The people also asked for the city centre to be brought to life. Consequently, the government has spent hundreds of millions on buying land in the heart of Christchurch, with plans to build accommodation for about 20,000 – far more than the 8000 who previously lived there. About NZ$100 million has been spent on reinvigorating the river, building boardwalks, cycleways, integrating restaurants and shops.
A key feature of the changing city landscape is a soon-to-be-built playground, because right now, aside from interest in the innovative shopping mall and food court erected from colourful shipping containers, there's not a lot of reason for children and families to come to the city. "We need those children to have a memory of the central city so as they grow, they want to come back to work and be entertained and educated," Isaacs says.
New Zealand's building code was recently rewritten and the Z factor – a scale of one to four which refers to a building's strength in an earthquake – has been raised from two to three for new constructions in Christchurch.
"There's no question that land owners and developers are building much stronger buildings." Isaacs says. "If there is a quake they will get some Gyprock damage, but the buildings won't demolish."

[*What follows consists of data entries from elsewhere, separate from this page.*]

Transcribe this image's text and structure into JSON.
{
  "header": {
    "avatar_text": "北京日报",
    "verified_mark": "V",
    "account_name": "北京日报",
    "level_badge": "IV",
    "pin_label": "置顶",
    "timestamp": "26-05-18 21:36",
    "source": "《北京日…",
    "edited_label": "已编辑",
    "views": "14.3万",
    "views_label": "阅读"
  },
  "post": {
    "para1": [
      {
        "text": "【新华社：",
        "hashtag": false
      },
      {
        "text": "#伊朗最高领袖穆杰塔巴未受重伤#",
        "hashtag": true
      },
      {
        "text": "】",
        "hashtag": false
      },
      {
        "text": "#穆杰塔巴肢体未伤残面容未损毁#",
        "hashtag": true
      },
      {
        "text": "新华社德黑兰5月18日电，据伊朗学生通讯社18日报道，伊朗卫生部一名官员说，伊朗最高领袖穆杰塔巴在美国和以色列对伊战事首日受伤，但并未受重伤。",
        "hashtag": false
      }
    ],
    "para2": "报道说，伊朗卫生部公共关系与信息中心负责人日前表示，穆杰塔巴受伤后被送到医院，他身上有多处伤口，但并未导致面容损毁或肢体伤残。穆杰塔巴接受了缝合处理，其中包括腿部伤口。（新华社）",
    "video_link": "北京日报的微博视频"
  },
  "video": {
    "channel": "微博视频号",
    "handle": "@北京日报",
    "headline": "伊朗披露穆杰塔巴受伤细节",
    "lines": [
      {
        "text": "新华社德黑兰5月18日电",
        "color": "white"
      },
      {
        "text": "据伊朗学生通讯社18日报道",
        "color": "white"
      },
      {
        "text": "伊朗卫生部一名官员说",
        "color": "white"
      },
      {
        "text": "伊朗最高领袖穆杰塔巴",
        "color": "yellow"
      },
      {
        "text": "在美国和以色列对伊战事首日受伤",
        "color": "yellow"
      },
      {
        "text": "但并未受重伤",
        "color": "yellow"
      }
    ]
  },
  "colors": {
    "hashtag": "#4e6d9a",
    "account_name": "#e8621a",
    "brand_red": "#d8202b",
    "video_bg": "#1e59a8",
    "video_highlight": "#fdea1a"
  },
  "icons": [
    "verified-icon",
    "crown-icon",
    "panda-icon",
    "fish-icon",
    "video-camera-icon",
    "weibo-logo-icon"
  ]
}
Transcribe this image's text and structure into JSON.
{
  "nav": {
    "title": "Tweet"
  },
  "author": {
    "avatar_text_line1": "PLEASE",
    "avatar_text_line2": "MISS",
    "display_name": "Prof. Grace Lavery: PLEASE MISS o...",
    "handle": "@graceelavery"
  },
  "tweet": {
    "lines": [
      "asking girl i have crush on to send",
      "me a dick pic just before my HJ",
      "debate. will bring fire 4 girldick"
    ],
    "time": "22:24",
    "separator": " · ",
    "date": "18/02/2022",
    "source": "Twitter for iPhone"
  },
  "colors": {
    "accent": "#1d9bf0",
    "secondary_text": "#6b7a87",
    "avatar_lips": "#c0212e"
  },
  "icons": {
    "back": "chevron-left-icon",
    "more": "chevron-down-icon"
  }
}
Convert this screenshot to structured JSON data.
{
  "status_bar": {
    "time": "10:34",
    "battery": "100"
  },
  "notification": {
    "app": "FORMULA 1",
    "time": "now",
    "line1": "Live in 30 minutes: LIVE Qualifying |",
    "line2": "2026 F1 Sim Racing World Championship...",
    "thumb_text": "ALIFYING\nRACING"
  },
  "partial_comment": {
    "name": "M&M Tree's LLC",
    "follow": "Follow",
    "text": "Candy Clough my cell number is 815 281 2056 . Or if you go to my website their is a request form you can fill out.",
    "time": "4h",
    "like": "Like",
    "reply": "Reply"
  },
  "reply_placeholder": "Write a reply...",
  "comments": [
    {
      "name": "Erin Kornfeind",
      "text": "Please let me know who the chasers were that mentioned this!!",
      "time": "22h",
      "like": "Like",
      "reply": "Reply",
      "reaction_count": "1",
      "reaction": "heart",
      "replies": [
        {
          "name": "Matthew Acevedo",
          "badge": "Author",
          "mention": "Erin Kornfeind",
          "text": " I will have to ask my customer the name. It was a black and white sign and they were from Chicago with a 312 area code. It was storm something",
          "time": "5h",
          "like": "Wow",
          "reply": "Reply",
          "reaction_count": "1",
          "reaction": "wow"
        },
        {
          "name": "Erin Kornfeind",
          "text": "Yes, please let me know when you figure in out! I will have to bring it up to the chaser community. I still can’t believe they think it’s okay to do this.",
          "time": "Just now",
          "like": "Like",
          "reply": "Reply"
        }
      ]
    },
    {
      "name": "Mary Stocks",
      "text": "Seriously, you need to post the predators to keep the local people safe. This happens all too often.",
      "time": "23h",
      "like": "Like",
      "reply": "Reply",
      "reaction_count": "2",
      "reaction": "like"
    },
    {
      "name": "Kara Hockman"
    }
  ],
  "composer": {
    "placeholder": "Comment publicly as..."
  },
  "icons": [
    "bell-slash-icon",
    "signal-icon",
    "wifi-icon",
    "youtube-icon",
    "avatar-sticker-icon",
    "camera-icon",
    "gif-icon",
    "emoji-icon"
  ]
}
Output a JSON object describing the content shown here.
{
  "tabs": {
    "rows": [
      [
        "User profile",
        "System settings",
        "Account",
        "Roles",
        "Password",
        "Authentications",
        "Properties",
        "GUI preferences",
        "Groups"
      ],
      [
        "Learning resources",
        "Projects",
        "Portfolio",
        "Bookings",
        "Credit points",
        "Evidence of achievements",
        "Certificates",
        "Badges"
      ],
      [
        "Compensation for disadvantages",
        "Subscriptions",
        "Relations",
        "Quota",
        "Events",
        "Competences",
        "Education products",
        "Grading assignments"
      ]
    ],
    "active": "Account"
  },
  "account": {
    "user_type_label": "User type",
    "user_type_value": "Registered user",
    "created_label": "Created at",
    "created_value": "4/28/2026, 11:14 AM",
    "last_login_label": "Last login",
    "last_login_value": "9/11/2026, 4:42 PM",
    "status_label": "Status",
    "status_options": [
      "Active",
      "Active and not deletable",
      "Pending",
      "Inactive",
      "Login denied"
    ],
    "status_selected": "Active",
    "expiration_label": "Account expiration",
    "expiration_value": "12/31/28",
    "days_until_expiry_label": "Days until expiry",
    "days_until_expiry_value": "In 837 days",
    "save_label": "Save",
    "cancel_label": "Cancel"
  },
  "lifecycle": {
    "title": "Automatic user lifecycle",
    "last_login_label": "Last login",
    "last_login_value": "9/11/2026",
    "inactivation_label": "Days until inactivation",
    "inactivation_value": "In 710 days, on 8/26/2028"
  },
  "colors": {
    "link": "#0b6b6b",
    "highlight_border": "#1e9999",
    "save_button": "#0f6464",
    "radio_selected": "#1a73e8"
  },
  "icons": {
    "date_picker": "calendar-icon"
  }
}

His mammoth task is not helped by constant aftershocks and tremors. In one aftershock he was caught on the street with a team of engineers as buildings crumbled around them.
Another, on 23 December 2011, shook more than the city's foundations. "That one set people back a wee bit. They thought they'd got through the worst of it for the year, they were looking forward to Christmas then that came. We got through it, it's just part of existence here. It just reminds us we're still alive."